The paper delves into the questions of significance of this and other patterns that have emerged from the collected data. In addition, it juxtaposes the formulas' treatment in the sagas with that in various other Old Norse genres which reveal their own idiosyncratic usage patterns and potentially contextualise those within the genre under scrutiny.

Paper -c:
Character introductions form an essential part of the narrative grammar of the family sagas. This paper will examine features common to these introductions with specific reference to the description of Víga-Styrr Þorgrímsson in Eyrbyggja saga.
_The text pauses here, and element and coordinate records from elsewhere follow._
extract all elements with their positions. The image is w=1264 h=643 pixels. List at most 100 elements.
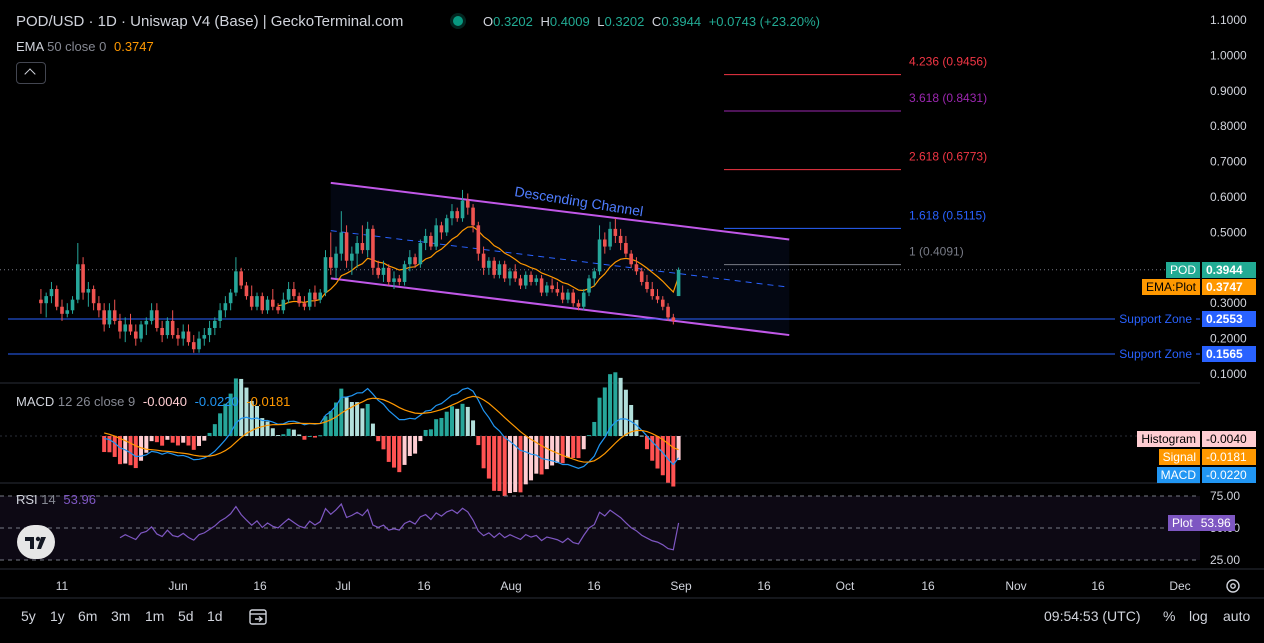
macd-name: MACD — [16, 394, 55, 409]
candle-body — [334, 253, 338, 268]
macd-histogram-bar — [629, 404, 634, 436]
timeframe-button-1y[interactable]: 1y — [50, 608, 65, 624]
candle-body — [624, 243, 628, 254]
timeframe-button-1m[interactable]: 1m — [145, 608, 165, 624]
date-range-button[interactable] — [248, 607, 270, 627]
macd-tag-value: -0.0181 — [1202, 449, 1256, 465]
macd-histogram-bar — [502, 436, 507, 497]
macd-histogram-bar — [170, 436, 175, 443]
macd-legend[interactable]: MACD 12 26 close 9 -0.0040 -0.0220 -0.01… — [16, 394, 290, 409]
candle-body — [666, 306, 670, 318]
macd-histogram-bar — [344, 397, 349, 436]
candle-body — [502, 264, 507, 279]
macd-histogram-bar — [102, 436, 107, 453]
rsi-legend[interactable]: RSI 14 53.96 — [16, 492, 96, 507]
timeframe-button-6m[interactable]: 6m — [78, 608, 98, 624]
macd-histogram-bar — [175, 436, 180, 446]
candle-body — [576, 303, 581, 307]
macd-histogram-bar — [254, 405, 259, 436]
macd-histogram-bar — [334, 402, 339, 436]
rsi-axis-label: 75.00 — [1210, 489, 1240, 503]
fib-level-label: 2.618 (0.6773) — [909, 150, 987, 164]
macd-histogram-bar — [339, 388, 344, 436]
rsi-axis-label: 25.00 — [1210, 553, 1240, 567]
macd-histogram-bar — [644, 436, 649, 450]
candle-body — [392, 278, 396, 282]
candle-body — [660, 299, 665, 307]
candle-body — [386, 267, 391, 282]
candle-body — [566, 292, 570, 300]
timeframe-button-5y[interactable]: 5y — [21, 608, 36, 624]
macd-histogram-bar — [639, 435, 644, 437]
macd-histogram-bar — [560, 436, 565, 464]
candle-body — [70, 299, 75, 311]
candle-body — [197, 338, 201, 350]
macd-histogram-bar — [302, 436, 307, 440]
macd-histogram-bar — [565, 436, 570, 458]
timeframe-button-1d[interactable]: 1d — [207, 608, 223, 624]
collapse-legend-button[interactable] — [16, 62, 46, 84]
timeframe-button-3m[interactable]: 3m — [111, 608, 131, 624]
auto-scale-toggle[interactable]: auto — [1223, 608, 1251, 624]
time-axis-label: Aug — [500, 579, 521, 593]
macd-histogram-bar — [276, 435, 281, 437]
tradingview-logo[interactable] — [17, 525, 55, 559]
candle-body — [39, 299, 43, 304]
macd-histogram-bar — [207, 432, 212, 436]
log-scale-toggle[interactable]: log — [1189, 608, 1208, 624]
candle-body — [676, 269, 681, 297]
candle-body — [655, 296, 660, 300]
time-axis-label: Sep — [670, 579, 692, 593]
percent-scale-toggle[interactable]: % — [1163, 608, 1176, 624]
candle-body — [286, 289, 291, 300]
time-axis-label: Oct — [836, 579, 855, 593]
macd-histogram-bar — [602, 387, 607, 436]
macd-histogram-bar — [676, 436, 681, 461]
candle-body — [260, 296, 265, 311]
market-status-icon — [453, 16, 463, 26]
candle-body — [508, 271, 512, 279]
candle-body — [408, 257, 412, 265]
candle-body — [176, 335, 180, 339]
candle-body — [360, 243, 365, 251]
macd-histogram-bar — [581, 436, 586, 450]
macd-histogram-bar — [397, 436, 402, 473]
macd-histogram-bar — [576, 436, 581, 459]
candle-body — [54, 289, 59, 307]
macd-histogram-bar — [355, 402, 360, 436]
candle-body — [318, 292, 323, 300]
candle-body — [518, 278, 523, 286]
macd-histogram-bar — [291, 429, 296, 436]
clock: 09:54:53 (UTC) — [1044, 608, 1141, 624]
candle-body — [186, 331, 191, 343]
macd-histogram-bar — [323, 416, 328, 436]
macd-histogram-bar — [223, 403, 228, 436]
candle-body — [523, 274, 528, 286]
candle-body — [297, 296, 301, 304]
rsi-params: 14 — [41, 492, 56, 507]
candle-body — [155, 310, 159, 328]
candle-body — [244, 285, 249, 297]
macd-hist-value: -0.0040 — [142, 394, 187, 409]
chart-settings-button[interactable] — [1224, 577, 1242, 595]
price-tag-label: EMA:Plot — [1141, 279, 1200, 295]
macd-histogram-bar — [618, 377, 623, 436]
candle-body — [671, 317, 676, 321]
macd-histogram-bar — [513, 436, 518, 493]
candle-body — [481, 253, 486, 268]
macd-histogram-bar — [455, 408, 460, 436]
macd-histogram-bar — [597, 397, 602, 436]
macd-histogram-bar — [307, 435, 312, 437]
time-axis-label: 16 — [253, 579, 267, 593]
macd-histogram-bar — [507, 436, 512, 494]
candle-body — [618, 235, 623, 244]
macd-tag-label: Histogram — [1137, 431, 1200, 447]
price-axis-label: 0.2000 — [1210, 332, 1247, 346]
price-tag-value: 0.1565 — [1202, 346, 1256, 362]
candle-body — [397, 278, 402, 282]
timeframe-button-5d[interactable]: 5d — [178, 608, 194, 624]
ema-legend[interactable]: EMA 50 close 0 0.3747 — [16, 39, 154, 54]
candle-body — [587, 278, 591, 293]
candle-body — [112, 310, 117, 321]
Styrr is a powerful individual, but he is also ójafnaðr (unjust/inequitable) and an ofstopamaðr (a tyrant/overbearing man). Figures described by the words ofstopi and ójafnaðr and their compounds are frequently associated with disruption and discord in the family sagas, and this paper will focus on the ways in which saga narrative can emphasise the disruptive abilities of these characters through their introductions. Negative qualities in these passages will be considered alongside qualities that may be considered to be positive and it will be asked to what extent these descriptions rely on cliché and formulas and what their assumptions were about their audience's knowledge of the characters described.